CANBERRA (Reuters) – Britain and Australia have agreed a trade deal after talks between their prime ministers ironed out outstanding issues, Australia’s Minister for Trade Dan Tehan said on Tuesday.
Britain had made securing a trade deal with Australia a priority for its post-Brexit strategy as it seeks to build stronger commercial and diplomatic links in the Indo-Pacific region, but negotiations have dragged on for months.
Australia’s Prime Minister Scott Morrison and his British counterpart Boris Johnson overcame sticking points during a bilateral talks after the Group of Seven meeting in Britain over the weekend, which Morrison had attended as a guest.
“Both prime ministers have held a positive meeting in London overnight and have resolved outstanding issues in relation to the [Free Trade Agreement],” Tehan said in a statement.
A formal announcement would be made later on Tuesday, Tehan said.
The deal will be keenly scrutinised by British farmers, who fear they could be forced out of business if the deal eliminates tariffs on lamb and beef imports from Australia.

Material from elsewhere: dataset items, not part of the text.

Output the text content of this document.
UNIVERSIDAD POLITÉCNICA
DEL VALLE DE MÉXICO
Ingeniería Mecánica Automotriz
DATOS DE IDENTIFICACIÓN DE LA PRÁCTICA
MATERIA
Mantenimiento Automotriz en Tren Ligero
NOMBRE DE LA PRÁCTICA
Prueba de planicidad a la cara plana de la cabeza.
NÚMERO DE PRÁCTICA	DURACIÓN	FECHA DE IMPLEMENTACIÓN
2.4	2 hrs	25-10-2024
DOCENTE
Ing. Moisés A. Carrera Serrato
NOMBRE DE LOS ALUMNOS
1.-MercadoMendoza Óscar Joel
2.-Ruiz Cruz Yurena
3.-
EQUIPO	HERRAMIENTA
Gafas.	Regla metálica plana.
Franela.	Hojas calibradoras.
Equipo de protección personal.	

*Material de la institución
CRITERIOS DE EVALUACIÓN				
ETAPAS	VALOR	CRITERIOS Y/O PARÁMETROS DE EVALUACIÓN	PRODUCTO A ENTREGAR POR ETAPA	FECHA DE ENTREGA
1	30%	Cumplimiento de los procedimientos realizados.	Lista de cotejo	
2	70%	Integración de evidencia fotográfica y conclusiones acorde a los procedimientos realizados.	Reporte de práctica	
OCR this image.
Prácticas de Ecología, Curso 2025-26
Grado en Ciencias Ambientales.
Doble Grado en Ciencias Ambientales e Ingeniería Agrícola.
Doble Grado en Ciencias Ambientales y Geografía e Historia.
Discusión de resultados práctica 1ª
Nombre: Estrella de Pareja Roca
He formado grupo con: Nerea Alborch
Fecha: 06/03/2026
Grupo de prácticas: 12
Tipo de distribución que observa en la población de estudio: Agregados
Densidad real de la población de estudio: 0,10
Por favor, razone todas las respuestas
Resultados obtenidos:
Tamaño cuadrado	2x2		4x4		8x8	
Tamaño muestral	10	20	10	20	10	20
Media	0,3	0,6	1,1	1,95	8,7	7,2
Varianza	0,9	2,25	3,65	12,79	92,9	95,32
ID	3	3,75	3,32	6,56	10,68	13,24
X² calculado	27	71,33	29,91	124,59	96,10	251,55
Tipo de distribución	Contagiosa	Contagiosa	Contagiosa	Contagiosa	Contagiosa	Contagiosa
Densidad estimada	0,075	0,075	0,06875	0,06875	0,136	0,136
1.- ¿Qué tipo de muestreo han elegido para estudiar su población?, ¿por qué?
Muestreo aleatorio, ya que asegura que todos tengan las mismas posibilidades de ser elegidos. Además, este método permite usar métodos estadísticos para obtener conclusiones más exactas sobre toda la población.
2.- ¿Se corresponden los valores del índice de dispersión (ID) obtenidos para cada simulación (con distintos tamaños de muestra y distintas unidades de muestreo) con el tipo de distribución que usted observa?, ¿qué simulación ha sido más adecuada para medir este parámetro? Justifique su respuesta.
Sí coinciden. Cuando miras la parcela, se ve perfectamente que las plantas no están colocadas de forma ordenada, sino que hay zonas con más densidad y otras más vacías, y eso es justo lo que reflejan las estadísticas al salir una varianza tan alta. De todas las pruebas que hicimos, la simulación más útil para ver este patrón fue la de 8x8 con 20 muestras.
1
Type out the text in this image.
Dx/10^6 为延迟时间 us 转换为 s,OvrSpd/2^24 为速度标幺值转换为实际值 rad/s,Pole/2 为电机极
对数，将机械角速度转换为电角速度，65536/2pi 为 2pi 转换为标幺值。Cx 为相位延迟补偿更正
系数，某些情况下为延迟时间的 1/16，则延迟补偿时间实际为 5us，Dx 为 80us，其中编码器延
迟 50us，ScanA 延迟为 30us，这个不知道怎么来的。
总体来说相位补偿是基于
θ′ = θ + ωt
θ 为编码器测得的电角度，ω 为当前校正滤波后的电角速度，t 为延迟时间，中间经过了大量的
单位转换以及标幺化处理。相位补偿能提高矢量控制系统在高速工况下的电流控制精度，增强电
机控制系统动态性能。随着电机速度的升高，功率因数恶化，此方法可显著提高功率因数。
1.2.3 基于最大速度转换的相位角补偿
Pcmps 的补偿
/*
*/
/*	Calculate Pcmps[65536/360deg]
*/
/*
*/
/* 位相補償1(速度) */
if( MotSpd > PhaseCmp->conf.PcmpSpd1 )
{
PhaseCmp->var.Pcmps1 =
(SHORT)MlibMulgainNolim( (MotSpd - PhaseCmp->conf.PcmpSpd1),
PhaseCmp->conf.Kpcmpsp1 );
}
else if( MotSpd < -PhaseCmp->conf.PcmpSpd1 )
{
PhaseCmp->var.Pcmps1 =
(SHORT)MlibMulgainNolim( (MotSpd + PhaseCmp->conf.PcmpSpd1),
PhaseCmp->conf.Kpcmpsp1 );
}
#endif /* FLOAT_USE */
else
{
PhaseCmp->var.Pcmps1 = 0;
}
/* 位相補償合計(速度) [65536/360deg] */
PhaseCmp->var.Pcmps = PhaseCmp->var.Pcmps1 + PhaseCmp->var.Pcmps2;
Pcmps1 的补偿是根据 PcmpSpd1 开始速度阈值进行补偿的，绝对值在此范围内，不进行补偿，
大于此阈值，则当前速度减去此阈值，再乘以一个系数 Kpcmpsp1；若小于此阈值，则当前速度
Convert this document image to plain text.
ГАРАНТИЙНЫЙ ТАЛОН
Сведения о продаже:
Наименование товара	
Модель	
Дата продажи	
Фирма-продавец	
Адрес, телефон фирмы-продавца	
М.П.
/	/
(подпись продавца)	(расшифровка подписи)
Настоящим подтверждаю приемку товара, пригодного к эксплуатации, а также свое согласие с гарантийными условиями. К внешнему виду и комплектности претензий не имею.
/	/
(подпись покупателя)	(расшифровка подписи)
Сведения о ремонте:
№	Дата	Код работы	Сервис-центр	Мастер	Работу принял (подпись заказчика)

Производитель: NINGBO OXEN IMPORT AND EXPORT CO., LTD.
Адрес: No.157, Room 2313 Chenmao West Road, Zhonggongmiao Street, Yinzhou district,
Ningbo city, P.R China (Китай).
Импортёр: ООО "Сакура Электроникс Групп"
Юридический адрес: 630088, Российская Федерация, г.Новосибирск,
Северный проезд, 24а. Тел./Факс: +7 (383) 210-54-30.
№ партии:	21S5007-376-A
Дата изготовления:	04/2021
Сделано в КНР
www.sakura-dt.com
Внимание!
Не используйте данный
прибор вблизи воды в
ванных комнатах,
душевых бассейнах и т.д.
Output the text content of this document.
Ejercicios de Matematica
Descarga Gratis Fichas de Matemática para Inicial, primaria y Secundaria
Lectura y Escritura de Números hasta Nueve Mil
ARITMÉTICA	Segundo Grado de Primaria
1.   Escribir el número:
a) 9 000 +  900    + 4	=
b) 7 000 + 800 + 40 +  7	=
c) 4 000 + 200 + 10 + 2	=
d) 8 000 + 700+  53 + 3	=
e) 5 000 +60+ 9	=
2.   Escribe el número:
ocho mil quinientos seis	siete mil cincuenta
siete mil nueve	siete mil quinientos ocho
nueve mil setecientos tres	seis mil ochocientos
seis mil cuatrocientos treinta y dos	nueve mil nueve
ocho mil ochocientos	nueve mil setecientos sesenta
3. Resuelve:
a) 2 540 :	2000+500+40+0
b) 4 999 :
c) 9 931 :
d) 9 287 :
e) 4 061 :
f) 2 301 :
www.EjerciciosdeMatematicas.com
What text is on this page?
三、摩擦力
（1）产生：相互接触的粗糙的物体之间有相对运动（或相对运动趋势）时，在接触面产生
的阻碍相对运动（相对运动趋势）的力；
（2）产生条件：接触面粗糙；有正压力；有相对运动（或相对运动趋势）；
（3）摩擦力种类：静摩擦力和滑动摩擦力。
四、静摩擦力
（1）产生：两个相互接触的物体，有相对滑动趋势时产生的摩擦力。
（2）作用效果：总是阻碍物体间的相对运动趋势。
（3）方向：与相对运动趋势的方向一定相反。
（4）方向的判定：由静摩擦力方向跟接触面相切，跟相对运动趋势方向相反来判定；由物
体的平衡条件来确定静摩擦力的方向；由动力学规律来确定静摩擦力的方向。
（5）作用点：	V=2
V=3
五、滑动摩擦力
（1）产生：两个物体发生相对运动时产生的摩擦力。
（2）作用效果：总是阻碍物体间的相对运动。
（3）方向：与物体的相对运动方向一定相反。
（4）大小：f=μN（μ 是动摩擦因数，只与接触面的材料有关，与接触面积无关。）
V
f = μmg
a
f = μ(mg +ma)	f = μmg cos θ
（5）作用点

Though details have still to emerge, official estimates say the agreement could add 500 million pounds ($705.7 million) to British economic output over the long term.
For Australia, however, analysts questioned the importance for an economy already focused on Asia.
“This free trade agreement is more about symbolism than immediately tangible material benefits,” said Ben Wellings, senior lecturer in politics and international relations at Monash University.